Дуг помедлил с ответом.
— Может, и нет.
В голосе послышалось что-то странное. Грант, держась за руль, бросил на него короткий взгляд и опять начал смотреть на дорогу. Дуг смотрел прямо вперед, откинувшись в угол и скрестив руки на груди.
— Ну, если нет, — сказал Грант, — то это, думаю, ставит меня в еще худшее положение.
— В любой любовной связи выигрывает тот, кто бросает первым, — сказал Дуг. — Закон Исмайлеха.
Грант неожиданно и беспричинно рассердился. Какого хера он воображает, что же он делает? Он что, думает, что знает что-то, о чем не говорит? Это похоже на какой-то полицейский допрос.
— Я тебе верю, но мне бы так было противно жить, — сказал он. Это была полуложь. Часть его существа была довольна и гордилась, что именно он бросает, что именно он не чувствует боли. Он был старшим. Это была старая теория личностного развития «Будь Верхним». Но под этим было более глубокое понимание того, что он, возможно, не смог бы этого сделать вообще, не существуй Лаки. Где же правда? Господи! — Смешно, но моя новая подруга то же говорила мне в Нью-Йорке, — злобно лгал он. — И теми же самыми словами.

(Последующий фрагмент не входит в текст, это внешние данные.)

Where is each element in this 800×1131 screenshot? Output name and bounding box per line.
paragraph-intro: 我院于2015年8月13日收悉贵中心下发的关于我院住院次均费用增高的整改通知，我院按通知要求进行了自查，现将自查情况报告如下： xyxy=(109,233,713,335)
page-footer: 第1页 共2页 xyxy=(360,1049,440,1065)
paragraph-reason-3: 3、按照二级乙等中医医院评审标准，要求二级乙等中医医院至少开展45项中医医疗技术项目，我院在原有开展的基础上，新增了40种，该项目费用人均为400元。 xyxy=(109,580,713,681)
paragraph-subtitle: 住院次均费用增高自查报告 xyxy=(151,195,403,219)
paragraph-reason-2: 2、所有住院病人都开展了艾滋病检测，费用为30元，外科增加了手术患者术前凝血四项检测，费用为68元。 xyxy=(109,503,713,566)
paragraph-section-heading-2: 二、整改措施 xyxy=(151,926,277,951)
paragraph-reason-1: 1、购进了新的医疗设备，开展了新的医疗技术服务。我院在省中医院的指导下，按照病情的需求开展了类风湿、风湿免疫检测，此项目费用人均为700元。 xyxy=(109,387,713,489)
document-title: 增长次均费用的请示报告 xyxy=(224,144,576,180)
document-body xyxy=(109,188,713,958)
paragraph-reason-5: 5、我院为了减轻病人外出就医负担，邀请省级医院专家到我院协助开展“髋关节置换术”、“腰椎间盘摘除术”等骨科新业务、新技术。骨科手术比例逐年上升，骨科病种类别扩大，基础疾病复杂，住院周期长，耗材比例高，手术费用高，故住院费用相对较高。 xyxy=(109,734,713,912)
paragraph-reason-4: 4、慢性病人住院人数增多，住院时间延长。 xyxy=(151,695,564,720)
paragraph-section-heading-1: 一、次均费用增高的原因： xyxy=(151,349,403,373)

— Я думал, что сам придумал, — сказал Дуг. Теперь настал его черед вздрогнуть.
Грант смягчился.
— Может и так. Вы могли придумать независимо друг от друга. Больше я ни от кого не слышал.
Они как раз въезжали в уродливый маленький городишко Фэлмаус, и Гранта окатила волна облегчения. Он преувеличенно внимательно склонился над рулем и вытянул шею, как будто с интересом рассматривал улицы, чтобы оборвать беседу.
— Ну и дырища, — пробормотал он.
— Да. Не хотел бы быть полевым ниггером и жить здесь, — сказал Дуг.
Где же правда? Правдивая правда? Правдивая правда была в том, что Декамерон Л.Грант, гой, англо-саксонский белый протестант со Среднего Запада (люди которого и приплыли на «Мэйфлауэр», и встречали судно, как обожал говорить его дед — на четверть индеец Чероки) хотел, чтобы все в мире любили его. Или если не любили бы, то хотя бы он им нравился, и он думал, что он достойный парень. Даже Дуг Исмайлех, о котором меньше думать, чем он думал, просто невозможно. И все остальные. Это довольно трудно, когда с одной стороны — красный Китай, а с другой — правительство США. Или два мужских существа у одного чрева. Фу-у-у. Он продолжал притворяться, будто увлечен осмотром.